Sunday, August 17, 2008

Tujuh Belasan...

Di hari ini, ada yang berbeda. Hari ini adalah satu-satunya hari di mana aku dibangunkan oleh lagu keras yang diputar di jalan depan rumah. Bukan sembarang lagu, pula. Lagu itu adalah lagu Hari Merdeka.

Yup. Today is Indonesian Independence day, the day that Ir. Soekarno declares our independence from those who colonize us. Today is the day that we stand up for the first time as an independent country (and without the right regulation too at first).

Dan, hari seperti ini identik dengan tiga hal: libur, upacara bendera, dan lomba-lomba khas tujuh belasan. Iya, kan?

Kalau masalah libur, wajarlah. Hari ini kan hari sakral bagi warga Indonesia. Hari ini kan musti diperingati dengan penuh kesungguhan, dan nggak mungkin itu terjadi kalau warga Indonesia harus bekerja atau sekolah di hari ini, kan? (Backsound: bilang aja pengen liburan)

Upacara juga, standar lah. Toh, waktu sekolah berseragam tuh setiap hari Senin kita harus ikut upacara bendera, kan? Dan, di hari sakral ini, seluruh instansi seolah berlomba-lomba mengadakan upacara bendera. Bahkan warga RT 01 RW 02 (which is my home) pun mengadakan upacara bendera di jalan depan rumah. Sempat diajak ikut upacaranya, sih. Tapi… malas ah. (:P)

Nah, yang ketiga ini yang bikin penasaran: lomba-lomba tujuh belasan.
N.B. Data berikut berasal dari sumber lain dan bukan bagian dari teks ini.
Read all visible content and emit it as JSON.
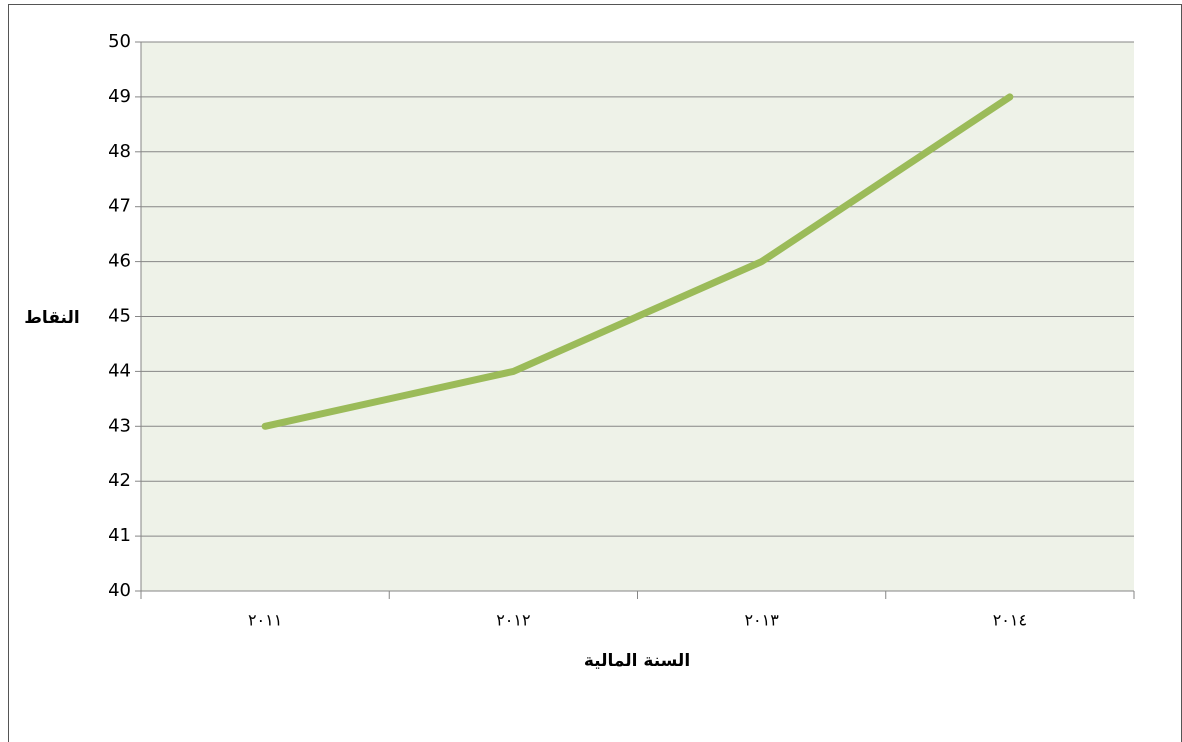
{
  "chart_data": {
    "type": "line",
    "categories": [
      "٢٠١١",
      "٢٠١٢",
      "٢٠١٣",
      "٢٠١٤"
    ],
    "series": [
      {
        "name": "النقاط",
        "color": "#9bbb59",
        "values": [
          43,
          44,
          46,
          49
        ]
      }
    ],
    "ylim": [
      40,
      50
    ],
    "yticks": [
      40,
      41,
      42,
      43,
      44,
      45,
      46,
      47,
      48,
      49,
      50
    ],
    "x_label": "السنة المالية",
    "y_label": "النقاط",
    "grid": true
  }
}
Walaupun sekarang ada lomba-lomba yang lebih “wajar” seperti lomba futsal dan lomba bulu tangkis, tetap saja aku penasaran sama lomba-lomba yang unik-unik dan khas-tujuh-belasan macam panjat pinang dan makan kerupuk. Kenapa harus lomba-lomba itu? Apa maknanya? Kenapa tata caanya harus seperti itu? Sumpah, aku penasaran banget. (Biasa, otak kelebihan nutrisi akibat dipakai tidur melulu pas liburan. Pas kuliah nanti, pasti nggak akan kepikiran hal kayak gini)

Jadi, untuk menjawab pertanyaan-pertanyaan itu, aku ingin membahas dan menelaah (cuih, bahasanya) satu persatu lomba-lomba yang diadakan itu. Tentu saja telaahnya akan dangkal, ngaco, dan kadang-kadang so-out-of-the-world. So, don’t take it seriously, ok?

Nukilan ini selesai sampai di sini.